Vendredi 21 Avril 2006
Les minutes comptent comme une éternité
Quatrième bavure au Kosovo, bravo l'artiste encore une ovation, un peu d'applaudissement pour lui, et merci encore la foule avec modération.
C'est le prince charmant, non c'est le bossu, il est revenu, à l'époque on avait fait des films à Paris. Les choses culturelles ont une certaine
importance, on le voit dans les années soixantes avec tous ces fourmillements. Oui, ce n'est pas un temps de printemps, la petite fille ouvre
la porte bleue de l'Intel Pentium III. Il a largué ses bombes, pas question de changer sa stratégie.
Ce sont des gens avec lesquelles vous n'avez pas vraiment d'incohérence, la clarté ça sert à avoir des bénéfices, des rapports humains, des
femmes en pleure s'embrassent au Kosovo. Il y a de nombreux problèmes, je crois qu'ils ont un point commun, le retard que nous avons est un
retard qui s'accumule, pour l'instant psychologiquement.
Ce que l'on vous demande c'est un peu simple, lui n'a pas cherché à négocier, chez les trois opérateurs c'est possible, pour vous incitez à
utiliser, la bataille pour séduire et rentabiliser de nouveaux clients n'est pas encore finalisé, pour la fin de l'an deux mille nous pourrions
avoir des choses relativement compact, alors si vous ne terminez pas votre forfait ce mois ci vous le terminerez le mois prochain,
Ce n'est pas le votre ! celui dans lequel vous vous êtes engagé. La climatisation est en série sur la gamme alizé. Il l'attire, il va l'attirer
dans ses filets, cette balle est sans arrêt avec son service. Merci ! lance l'arbitre, ou est elle ? ou ? : dedans. C'est un moment fort de
cette balle, pas d'esbroufes, aucune fioritures, une fois encore, dans les mailles du filet, il va avoir besoin de se ressaisir.
Quinze heures vingt cinq, le vrombissement sourd d'un avion de tourisme survole la Beauce dans le ciel azur. Voilà les tatouages, dont on vous
parlait. Il y a moins d'intensité dans cette seconde partie du jeu. Le front maculé, de lourdes gouttes perlent sur son visage, il s'éponge d'un
revers de l'avant bras, il s'ennuie. Contrairement à l'autre qui doit se remémorer son " footing " Les basses flatteries du public le déstabilise. Fautes ! Nous sommes payés pour le savoir en ce qui concerne les deux, pour sept où pour huit heures. Il commence avec les questions d'usages, celles qui selon son habitude et ces croyances semblent faire mouche pour un bon début de conversation. Sur le fil du dialogue, il recherche le prolongement de son hypothèse du jour. Les minutes comptent comme une éternité. Bientôt il peut..., il peut, peut être reprendre son souffle. Il faut s'extasier dans ce deuxième service, quand ils ont la qualité de ce geste, attention il ne faut pas trop donner. Que ce passe t'il ? ils vont rejouer ? vont ils reprendre les balles ?

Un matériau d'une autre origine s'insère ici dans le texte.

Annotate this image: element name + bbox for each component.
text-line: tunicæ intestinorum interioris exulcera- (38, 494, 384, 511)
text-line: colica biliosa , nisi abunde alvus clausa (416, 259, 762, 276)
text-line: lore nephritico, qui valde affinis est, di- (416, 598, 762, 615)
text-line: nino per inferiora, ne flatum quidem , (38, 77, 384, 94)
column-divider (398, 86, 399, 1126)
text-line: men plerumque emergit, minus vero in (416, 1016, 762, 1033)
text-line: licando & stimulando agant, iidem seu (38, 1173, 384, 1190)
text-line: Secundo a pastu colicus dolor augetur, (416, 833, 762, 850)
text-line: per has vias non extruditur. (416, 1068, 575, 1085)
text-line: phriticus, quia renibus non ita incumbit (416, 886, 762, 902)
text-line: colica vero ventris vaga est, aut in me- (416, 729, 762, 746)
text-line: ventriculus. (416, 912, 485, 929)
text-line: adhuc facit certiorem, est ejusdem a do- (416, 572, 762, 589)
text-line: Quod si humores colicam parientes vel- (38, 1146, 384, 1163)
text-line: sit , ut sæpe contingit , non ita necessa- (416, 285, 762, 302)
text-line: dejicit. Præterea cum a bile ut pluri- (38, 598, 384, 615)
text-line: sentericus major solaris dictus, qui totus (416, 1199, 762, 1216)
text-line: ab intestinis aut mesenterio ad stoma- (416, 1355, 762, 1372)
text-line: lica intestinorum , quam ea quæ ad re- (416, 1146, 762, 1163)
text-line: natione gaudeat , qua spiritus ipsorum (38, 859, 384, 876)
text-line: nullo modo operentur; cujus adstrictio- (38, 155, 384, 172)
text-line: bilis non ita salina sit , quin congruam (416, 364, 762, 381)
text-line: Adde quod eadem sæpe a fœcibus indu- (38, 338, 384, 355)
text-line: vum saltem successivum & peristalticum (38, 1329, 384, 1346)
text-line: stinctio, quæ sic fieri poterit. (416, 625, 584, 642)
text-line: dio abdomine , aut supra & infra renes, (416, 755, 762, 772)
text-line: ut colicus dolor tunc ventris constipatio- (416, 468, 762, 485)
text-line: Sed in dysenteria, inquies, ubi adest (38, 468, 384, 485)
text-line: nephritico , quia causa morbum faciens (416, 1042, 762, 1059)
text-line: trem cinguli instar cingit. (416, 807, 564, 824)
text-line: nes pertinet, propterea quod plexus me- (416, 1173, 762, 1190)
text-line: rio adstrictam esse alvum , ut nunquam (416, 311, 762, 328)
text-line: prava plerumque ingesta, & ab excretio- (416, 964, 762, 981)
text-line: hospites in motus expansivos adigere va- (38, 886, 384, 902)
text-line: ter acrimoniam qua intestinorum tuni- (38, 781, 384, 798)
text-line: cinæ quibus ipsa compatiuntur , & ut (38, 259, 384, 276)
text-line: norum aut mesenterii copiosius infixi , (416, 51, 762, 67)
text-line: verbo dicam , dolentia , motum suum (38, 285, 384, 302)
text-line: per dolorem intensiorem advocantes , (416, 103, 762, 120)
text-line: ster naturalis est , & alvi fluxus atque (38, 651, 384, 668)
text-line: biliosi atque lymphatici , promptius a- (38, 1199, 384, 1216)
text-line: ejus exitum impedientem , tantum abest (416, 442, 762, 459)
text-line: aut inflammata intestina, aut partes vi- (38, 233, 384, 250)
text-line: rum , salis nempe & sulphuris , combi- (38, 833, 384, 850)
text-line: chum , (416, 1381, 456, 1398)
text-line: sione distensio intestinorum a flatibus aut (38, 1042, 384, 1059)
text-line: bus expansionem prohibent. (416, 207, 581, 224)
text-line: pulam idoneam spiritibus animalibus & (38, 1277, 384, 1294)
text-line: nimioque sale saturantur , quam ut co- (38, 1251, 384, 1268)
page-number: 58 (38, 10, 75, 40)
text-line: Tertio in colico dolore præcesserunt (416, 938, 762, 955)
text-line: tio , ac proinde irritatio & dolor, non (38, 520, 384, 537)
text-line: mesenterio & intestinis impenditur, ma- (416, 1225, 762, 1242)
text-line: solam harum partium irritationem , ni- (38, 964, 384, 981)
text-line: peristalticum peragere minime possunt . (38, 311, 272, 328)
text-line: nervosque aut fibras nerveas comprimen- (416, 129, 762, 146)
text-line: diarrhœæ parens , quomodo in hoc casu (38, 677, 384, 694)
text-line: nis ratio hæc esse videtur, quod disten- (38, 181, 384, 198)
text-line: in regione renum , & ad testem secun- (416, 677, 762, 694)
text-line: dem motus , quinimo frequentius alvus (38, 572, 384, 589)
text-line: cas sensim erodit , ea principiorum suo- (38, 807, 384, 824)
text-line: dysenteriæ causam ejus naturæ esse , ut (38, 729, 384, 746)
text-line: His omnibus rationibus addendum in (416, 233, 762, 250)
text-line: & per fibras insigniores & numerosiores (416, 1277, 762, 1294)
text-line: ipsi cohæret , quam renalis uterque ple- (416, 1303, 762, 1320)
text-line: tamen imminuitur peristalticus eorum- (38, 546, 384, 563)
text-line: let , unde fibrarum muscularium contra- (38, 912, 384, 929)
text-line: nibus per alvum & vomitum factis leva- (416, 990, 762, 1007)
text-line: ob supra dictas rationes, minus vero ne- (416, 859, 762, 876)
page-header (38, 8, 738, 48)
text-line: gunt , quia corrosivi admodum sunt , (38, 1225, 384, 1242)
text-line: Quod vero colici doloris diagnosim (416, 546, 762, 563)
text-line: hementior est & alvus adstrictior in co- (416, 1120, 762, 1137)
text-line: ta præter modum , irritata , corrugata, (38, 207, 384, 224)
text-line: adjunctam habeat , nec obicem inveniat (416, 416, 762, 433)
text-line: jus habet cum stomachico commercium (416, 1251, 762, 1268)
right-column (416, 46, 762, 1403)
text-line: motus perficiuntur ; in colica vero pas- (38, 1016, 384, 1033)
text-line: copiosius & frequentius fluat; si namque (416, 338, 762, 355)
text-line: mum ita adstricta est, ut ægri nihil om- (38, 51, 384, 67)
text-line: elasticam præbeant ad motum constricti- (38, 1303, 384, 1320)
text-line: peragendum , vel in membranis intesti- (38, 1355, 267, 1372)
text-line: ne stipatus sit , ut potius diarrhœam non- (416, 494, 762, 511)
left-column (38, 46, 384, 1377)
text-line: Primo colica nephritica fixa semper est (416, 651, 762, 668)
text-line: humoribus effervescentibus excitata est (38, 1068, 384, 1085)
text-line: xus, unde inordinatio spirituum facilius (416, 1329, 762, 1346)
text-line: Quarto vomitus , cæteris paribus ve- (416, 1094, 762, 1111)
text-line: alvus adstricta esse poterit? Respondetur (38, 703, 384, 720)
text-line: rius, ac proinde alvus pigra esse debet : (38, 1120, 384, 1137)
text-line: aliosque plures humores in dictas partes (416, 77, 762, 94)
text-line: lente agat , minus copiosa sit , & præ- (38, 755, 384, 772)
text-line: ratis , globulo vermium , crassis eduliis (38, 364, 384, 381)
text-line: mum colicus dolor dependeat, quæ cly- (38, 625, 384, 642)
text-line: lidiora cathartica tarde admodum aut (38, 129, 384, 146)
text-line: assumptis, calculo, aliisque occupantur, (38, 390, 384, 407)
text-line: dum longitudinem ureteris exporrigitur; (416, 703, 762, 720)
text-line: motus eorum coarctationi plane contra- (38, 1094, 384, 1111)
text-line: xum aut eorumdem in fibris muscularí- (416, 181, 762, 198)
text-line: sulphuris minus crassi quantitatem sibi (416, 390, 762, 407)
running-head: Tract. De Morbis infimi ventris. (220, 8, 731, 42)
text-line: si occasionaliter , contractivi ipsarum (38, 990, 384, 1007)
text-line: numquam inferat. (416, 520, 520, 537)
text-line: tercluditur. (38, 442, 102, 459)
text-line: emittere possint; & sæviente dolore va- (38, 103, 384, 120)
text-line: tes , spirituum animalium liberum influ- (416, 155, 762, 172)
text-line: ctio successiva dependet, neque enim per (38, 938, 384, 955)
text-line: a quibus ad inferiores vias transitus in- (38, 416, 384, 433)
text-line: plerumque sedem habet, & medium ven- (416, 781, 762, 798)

Dix sept heures, le vrombissement sourd d'un avion de tourisme survole la Beauce dans le ciel nuageux parsemé d'azur. Le juge c'est fait un
copain. Dans la famille Schwartz, on aime ainsi se rendre service. Il faut agir prudemment, jusqu'ou peut il avoir confiance en lui, en lui et
dans les autres, ici, maintenant, en face, finalement et bien qu'il le sache depuis longtemps, pour lui pas d'alternative sur cet instant, il le
sait déjà, un peu plus tard il en aura la confirmation. A cette instant précis, il aurait fallu finir en trois sept. Il aurait pu finir en trois
sept. " It's my second time in my carrier ", " Is it terrible ? double trouble " Sortez mesdemoiselles !
Nous avons ici un objet de grande beauté.